If you didn’t catch 2014’s surprise action hit “John Wick,” launching Keanu Reeves right into a Liam Neeson-style career rebirth, it’s OK. Peter Stormare is here to explain “John Wick” to you at the beginning of “John Wick: Chapter 2.” Playing a Russian gangster, he serves as a connection to the prior film, wherein retired assassin Wick killed everyone in sight while avenging his dog. In fairness, the dog was really cute. Stormare serves as an audience proxy, a fan of Wick. “He killed three men in a bar with pencil!” Stormare exclaims. And in the way that every character recognizes him on sight, uttering “John Wick,” it’s like they all saw the first movie, too.
Writer Derek Kolstad and director Chad Stahelski are back for the sequel alongside Reeves, brewing up more of that uniquely Wickian magic. The screenplay is once again taciturn, nearly wordless; Wick speaks infrequently, in monosyllables (perfect for Reeves’ stoner intonation), and new co-star Ruby Rose doesn’t utter a word. But the film is noisy, speaking in the whine of motorcycles, rumbling engines, gunshots, knife swipes and text message alerts announcing a bounty on John Wick’s head.

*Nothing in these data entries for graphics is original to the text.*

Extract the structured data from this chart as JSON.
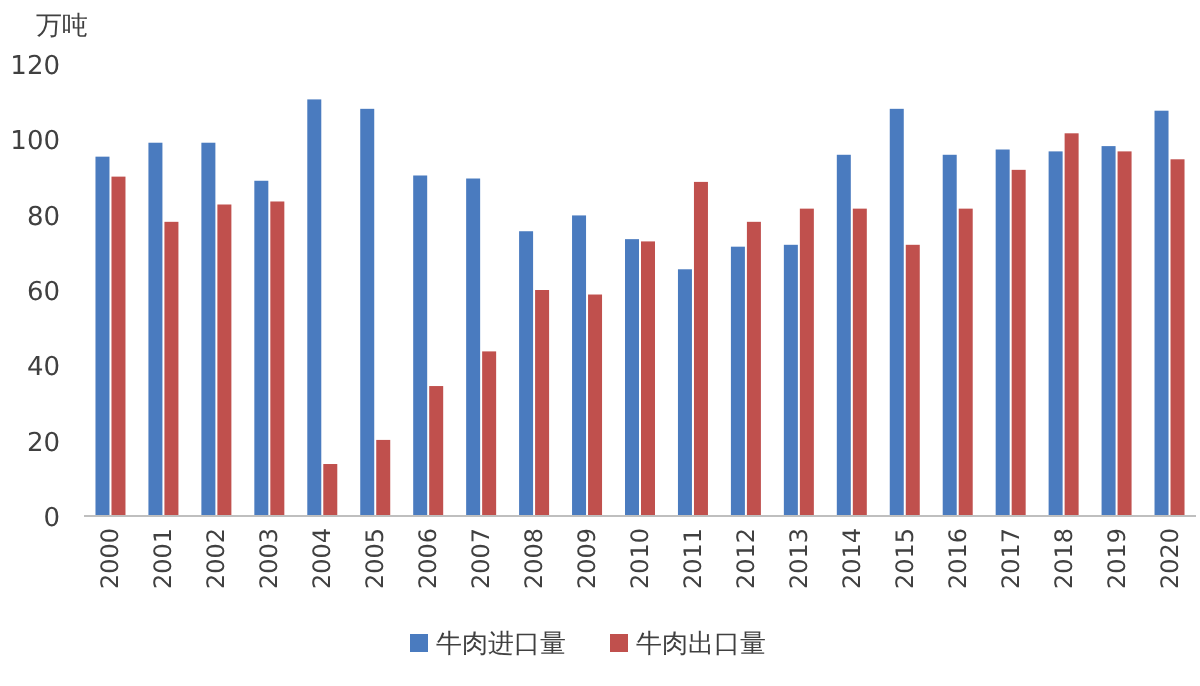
{
  "chart_data": {
    "type": "bar",
    "ylabel": "万吨",
    "categories": [
      "2000",
      "2001",
      "2002",
      "2003",
      "2004",
      "2005",
      "2006",
      "2007",
      "2008",
      "2009",
      "2010",
      "2011",
      "2012",
      "2013",
      "2014",
      "2015",
      "2016",
      "2017",
      "2018",
      "2019",
      "2020"
    ],
    "series": [
      {
        "name": "牛肉进口量",
        "color": "#4a7bbf",
        "values": [
          95.4,
          99.1,
          99.1,
          89.0,
          110.6,
          108.1,
          90.4,
          89.6,
          75.6,
          79.8,
          73.5,
          65.5,
          71.5,
          72.0,
          95.9,
          108.1,
          95.9,
          97.3,
          96.8,
          98.2,
          107.6
        ]
      },
      {
        "name": "牛肉出口量",
        "color": "#c0504d",
        "values": [
          90.1,
          78.1,
          82.7,
          83.5,
          13.8,
          20.2,
          34.5,
          43.7,
          60.0,
          58.8,
          72.9,
          88.7,
          78.1,
          81.6,
          81.6,
          72.0,
          81.6,
          91.9,
          101.6,
          96.8,
          94.7
        ]
      }
    ],
    "ylim": [
      0,
      120
    ],
    "yticks": [
      0,
      20,
      40,
      60,
      80,
      100,
      120
    ],
    "grid": false,
    "legend": "bottom"
  }
}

Like its predecessor, “John Wick: Chapter 2” is a symphony of violence, a ballet even, and the visuals are abstracted to the surreal. The camera doesn’t cut often, eschewing the rapid fire editing typical for this genre. In long takes, it methodically follows Wick as he works, smashing and stabbing and shooting. He is talented, but it is work he detests; he’s compelled by his reputation and his skillset into action. Reeves plays the autopilot assassin with a haunted despondency. His skills are remarkable (you gotta see him with a pencil), but he limps and heaves and bleeds. His hurt, inside and out, is all over his face.
He’s a simple man, with a simple life. All he needs are his house, car and dog. Mess with that, mess with him. In the first film, he avenged his dog; now, it’s his house, filled with all the memories of his late wife. It’s a fascinating role for Reeves’ resurgence, and Stahleski and Kolstad play perfectly to his strengths: his quiet, Zen-like power, his just-deadpan-enough line readings that have inspired unintentional giggles throughout his career.
The surreal, stylized orgy of violence reaches its climax in a deliciously meta art exhibit, a hall of mirrors, making for a self-reflective wink at the notion of the mediated image. John Wick’s murderous actions are reflected and refracted at him, and our pleasure in this carnage, our culpability, is reflected on ourselves. The moments where it isn’t pleasurable are when it escapes the fantasy world and shows us something too real. Admittedly, it’s a bit queasy to watch John Wick shoot up a party, even if it is selectively at balaclava’d bad guys.
Where “Chapter 2” stumbles is in its plotting. The beauty of the first film was in the simplicity of story married to Reeves’ quiet persona and performance. Avenge the dog – that’s it. This film involves sibling rivalries, long cons, pawns, bounties and double crosses. It ends, then ends, and ends again, extending the exercise far beyond its welcome. It should have taken a note from its star and kept it simple, stupid.